How to grow lavender flowers faster with Monty Don’s 1 essential task


Lavender is typically robust, preferring dry, stony soils and hot, sunny climates. 

However, the lavender plant is frost-tolerant, making it an ideal evergreen that comes back year after year. 

While lavender is a low-maintenance garden plant it can benefit from one task, according to Monty Don – pruning.

Your lavender plant becomes woody over time and will develop an odd shape if you let it grow wild. 

Pruning promotes more compact growth and abundant flowering in spring and even a second flowering during summer.

Monty claims that lavender should be “pruned every year” and “the best time to do this” is as soon as the flowers start to fade, which, depending on the variety, can be any time between midsummer and the end of August. 
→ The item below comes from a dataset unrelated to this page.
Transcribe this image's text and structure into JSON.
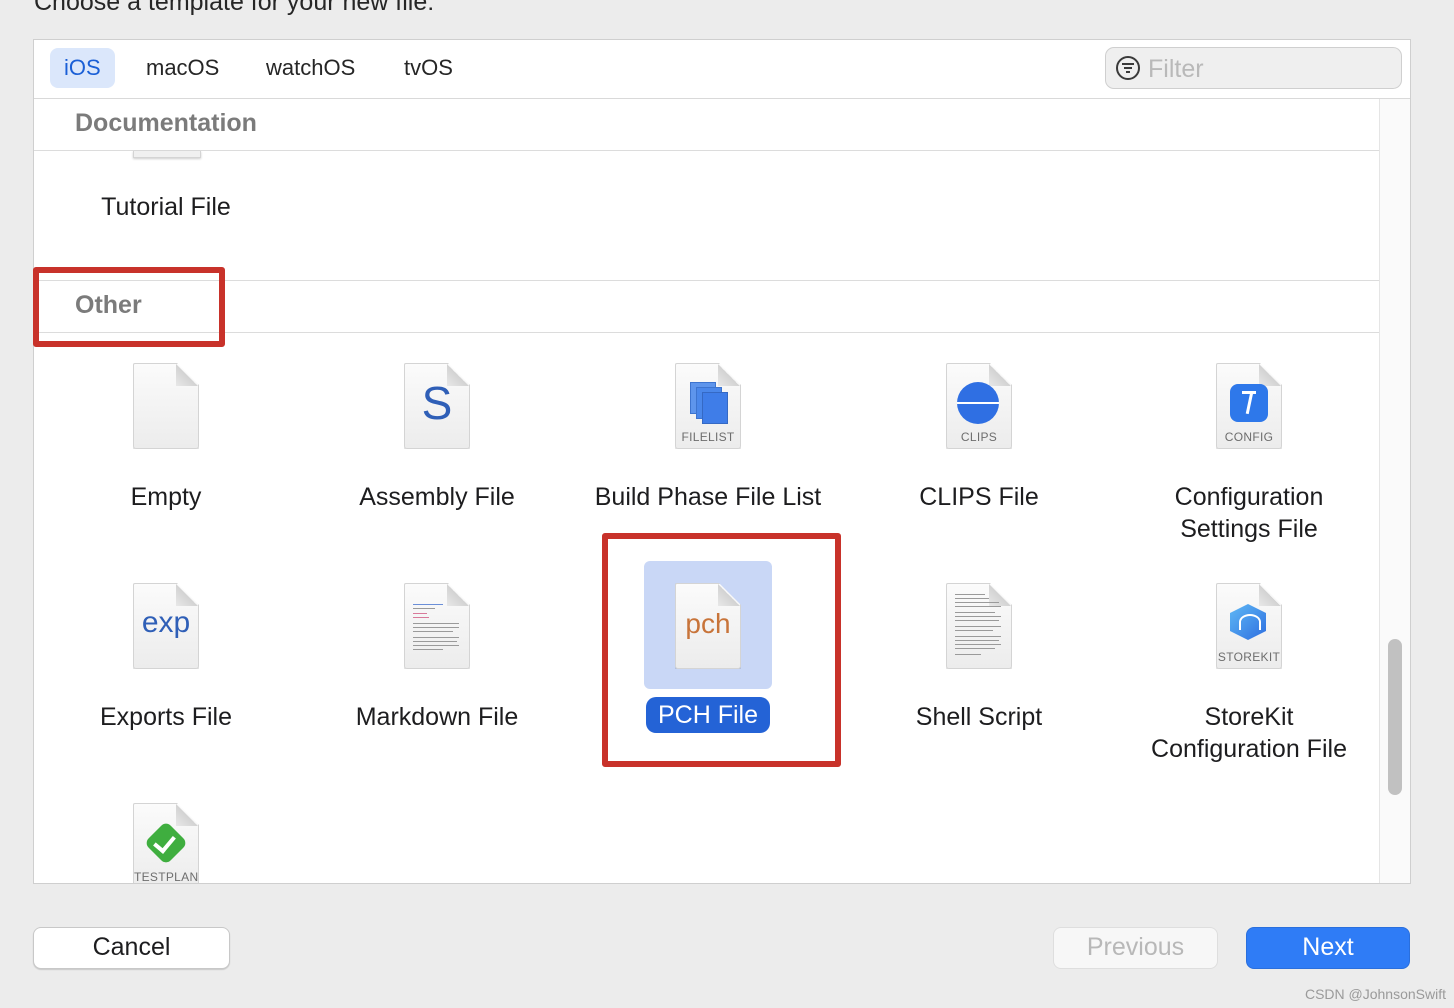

Gardeners should never wait for the seed heads to form or the flowers to turn brown as they need to allow the maximum amount of time for regrowth before winter. 

The trick is to cut back hard to a good compact shape but be sure to leave some new shoots on each stem as “lavender will often not regrow from bare wood”.

These new shoots will “grow fast and provide an attractive and healthy cover” to protect the plant in winter and “provide the basis of next year’s display”.

Now, all those cuttings left over from your diligent pruning don’t have to go to waste. Just to take it further, you could grow your own lavender from your cuttings. 

It’s a great way to replace any lavender hedging or plants that might have done poorly or needed to be removed or just an easy way to minimise the amount of waste left over.

To grow more lavender plants, take your lavender cuttings and pick out the side shoots of lavender that don’t have any flowers on – ideally you want one with a heel of bark, a thin strip of bark on the lower end of the stem, still attached as this becomes the plant’s new roots.

Take your knife and trim the bottom of the stem leaving a short length of bare stem exposed.

Now push our exposed piece of the stem into the pot, you can insert multiple cuttings into one pot, if you would like multiple just ensure they are evenly spaced. 

Water the cuttings well and place them in a shaded humid space, this is where the greenhouse or a polythene bag comes in, check on them regularly to ensure they are not in poor condition.

By the next spring, they should have grown a good root system and top growth as well, indicating they are ready to move into a larger pot and live in your garden.